Construction on the City’s Navigation Center, located in the Pearl Warren Building at 606 12th Ave S., is approximately 70% complete, and is on track for a summer 2017 opening.
The Navigation Center model is important as our community moves to more “low-barrier,” 24/7 shelters in which individuals do not have to meet certain screening criteria. The enhanced model provides supportive services, meals, laundry, and other amenities. This is similar to the “Compass at First Presbyterian” shelter in the First Hill neighborhood announced earlier in April in partnership with Compass Housing Alliance and First Presbyterian Church.

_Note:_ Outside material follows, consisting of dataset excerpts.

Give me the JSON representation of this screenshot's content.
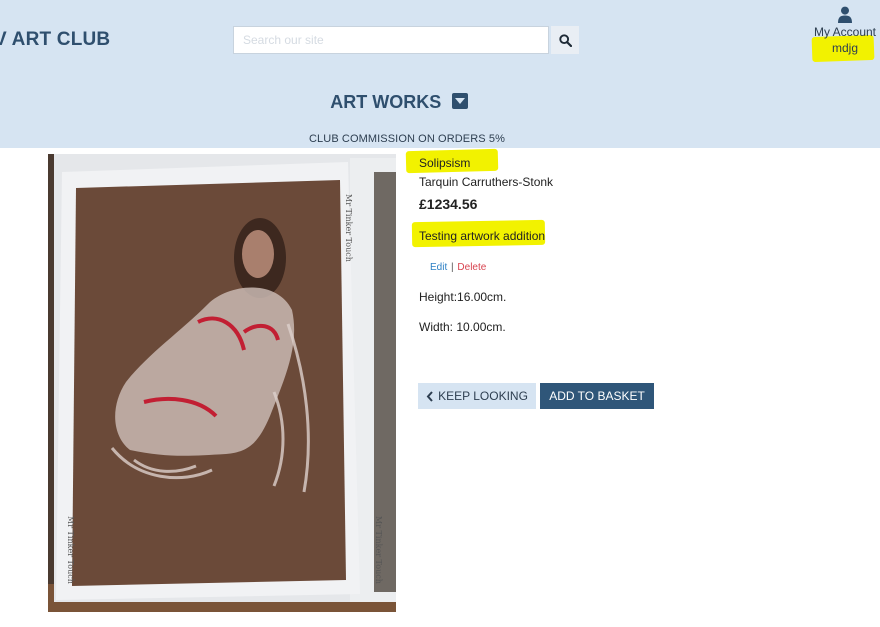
{
  "header": {
    "brand": "V ART CLUB",
    "search": {
      "placeholder": "Search our site",
      "value": ""
    },
    "account": {
      "label": "My Account",
      "username": "mdjg"
    },
    "nav_menu": {
      "label": "ART WORKS"
    },
    "commission": "CLUB COMMISSION ON ORDERS 5%"
  },
  "artwork": {
    "title": "Solipsism",
    "artist": "Tarquin Carruthers-Stonk",
    "price": "£1234.56",
    "description": "Testing artwork addition",
    "edit_label": "Edit",
    "separator": "|",
    "delete_label": "Delete",
    "height": "Height:16.00cm.",
    "width": "Width: 10.00cm.",
    "image_signature": "Mr Tinker Touch"
  },
  "buttons": {
    "keep_looking": "KEEP LOOKING",
    "add_to_basket": "ADD TO BASKET"
  },
  "colors": {
    "header_bg": "#d6e4f2",
    "brand": "#2f4f6e",
    "highlight": "#f2f200",
    "primary_button": "#2f5679",
    "edit_link": "#2c7fc4",
    "delete_link": "#d8434f"
  },
  "icons": {
    "search": "search-icon",
    "account": "user-icon",
    "dropdown": "caret-down-icon",
    "back": "chevron-left-icon"
  }
}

A planned dormitory-style living facility that provides shower, bathroom, and laundry facilities, as well as meals and a place to store personal belongings, Seattle’s Navigation Center also will welcome pets, couples, and individuals as well as their possessions. Once fully open, the Navigation Center will serve up to 75 individuals at one time. Residents of the Navigation Center must be referred into the Center from authorized outreach workers; it is not a traditional “drop-in” center.
While this model provides a safe place for people who are homeless to come inside off the streets, it also brings their possessions off the streets, contributing to a cleaner neighborhood. On-site staff will serve as liaisons with the community around issues that might arise involving the Navigation Center operations and oversee the grounds around the center. This new model is another step in implementing the Pathways Home plan, the City’s framework for addressing homelessness, and replaces the night-time only shelter that has been operating in the Pearl Warren Building for the past two years.
Mayor Ed Murray met with a group of community representatives in March to hear their concerns about the decision to locate the Navigation Center in the Little Saigon Business District, which is part of the Chinatown/International District. The siting of the Navigation Center followed the City’s normal process for siting a homeless shelter.
In the meeting, the Mayor acknowledged the community’s concerns and given the nature of this project, directed Deputy Mayor Hyeok Kim, Director Catherine Lester (Human Services Department), and Director Kathy Nyland (Department of Neighborhoods) to work with City departments to address some of the key issues that have been raised by the community. The City is actively working with neighborhood and community leaders to develop a plan that addresses some of the key questions and concerns that have been raised—such as those about public safety, programmatic elements of the Navigation Center, and economic impacts on the surrounding small business district–to ensure the successful opening of the Navigation Center in the coming weeks.
Any delays in the schedule could impact the operations of the Navigation Center and the urgent work of bringing some of the most vulnerable people off the streets and into supportive services and shelter.
The City’s Human Services Department has contracted with the Downtown Emergency Service Center (DESC) to operate the center and offer shelter as well as supportive services and case management to quickly transition clients into housing. DESC’s mission is not merely to offer shelter, but to end the homelessness of our community’s most vulnerable people, through an integrated array of clinical services and supportive housing that allows men and women to reclaim their lives and reach their highest potential. They also will work with clients needing healthcare, including substance abuse treatment and mental health services. HSD is also contracting with Operation Sack Lunch (OSL) to provide food and meals on site. OSL’s mission is grounded in a commitment to addressing food insecurity by providing nutritional meals, education and advocacy in service of the most vulnerable.
“To best serve those living unsheltered in our community, our services must recognize the individuals left outside of our current system,” said Mayor Ed Murray. “Some of our most vulnerable neighbors face mental health and addiction challenges, or have other individualized needs, such as partners, pets or possessions, that the Navigation Center is designed to address. This new approach to addressing the growing national homelessness crisis, which has impacted thousands here in Seattle, allows the City to fill a gap that has prevented many from accessing services and shelter.”